Zgodnie z doniesieniami, osobom cierpiącym na choroby układu oddechowego zaleca się, aby w Sylwestra pozostały w domu, przede wszystkim dlatego, że fajerwerki zawierają szkodliwe substancje, takie jak ołów, miedź i chrom. W nowym raporcie agencji opisano, jak bardzo mogą one zanieczyszczać powietrze.
Þorsteinn Jóhannsson, specjalista ds. jakości powietrza, powiedział dziennikarzom, że największe zanieczyszczenie występuje od południa w Sylwestra do południa w Nowy Rok, ze szczytem w pierwszej godzinie po północy.

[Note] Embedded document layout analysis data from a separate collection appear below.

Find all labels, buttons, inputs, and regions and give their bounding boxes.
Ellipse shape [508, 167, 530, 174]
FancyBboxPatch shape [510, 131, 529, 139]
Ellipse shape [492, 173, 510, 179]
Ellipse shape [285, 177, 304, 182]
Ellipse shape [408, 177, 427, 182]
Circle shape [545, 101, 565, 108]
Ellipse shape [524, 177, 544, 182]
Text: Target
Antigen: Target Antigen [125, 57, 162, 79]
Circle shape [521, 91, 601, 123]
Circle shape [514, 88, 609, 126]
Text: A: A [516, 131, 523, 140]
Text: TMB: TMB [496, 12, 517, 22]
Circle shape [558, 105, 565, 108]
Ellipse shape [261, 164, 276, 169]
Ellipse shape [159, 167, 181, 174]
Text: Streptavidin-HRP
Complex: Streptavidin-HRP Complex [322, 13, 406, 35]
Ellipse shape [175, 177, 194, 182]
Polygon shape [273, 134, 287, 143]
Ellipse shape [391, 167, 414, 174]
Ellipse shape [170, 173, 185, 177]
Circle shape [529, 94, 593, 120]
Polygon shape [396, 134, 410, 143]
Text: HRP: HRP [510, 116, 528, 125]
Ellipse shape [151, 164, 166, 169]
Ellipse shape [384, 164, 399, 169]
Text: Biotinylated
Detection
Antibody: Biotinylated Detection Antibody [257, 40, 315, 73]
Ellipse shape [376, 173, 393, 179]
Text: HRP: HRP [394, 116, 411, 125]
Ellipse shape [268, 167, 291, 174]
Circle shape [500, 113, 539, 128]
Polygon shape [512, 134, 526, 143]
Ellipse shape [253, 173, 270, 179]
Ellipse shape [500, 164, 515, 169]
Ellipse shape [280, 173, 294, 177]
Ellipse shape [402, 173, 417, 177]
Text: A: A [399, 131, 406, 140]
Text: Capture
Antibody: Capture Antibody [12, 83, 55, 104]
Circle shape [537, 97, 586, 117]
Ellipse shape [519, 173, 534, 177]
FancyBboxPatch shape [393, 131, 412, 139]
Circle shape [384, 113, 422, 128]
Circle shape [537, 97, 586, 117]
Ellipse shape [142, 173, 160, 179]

Główne czynniki decydujące o tym, jak bardzo zanieczyszczone zostanie powietrze, to ilość zdetonowanych fajerwerków, ale również obecność (lub brak) wiatru, a także jego siła. Wiatry rozpraszają zanieczyszczenia, jednak metale ciężkie trafiają do ziemi, a także do wód gruntowych.
W związku z tym zachęca się ludzi do ograniczania w jak największym stopniu odpalania fajerwerków. Wpływy z ich sprzedaży trafiają co prawda do Rescue Squad, ale ci, którzy chcą wesprzeć ratowników, mogą to zrobić o każdej porze roku, bez kupowania fajerwerków.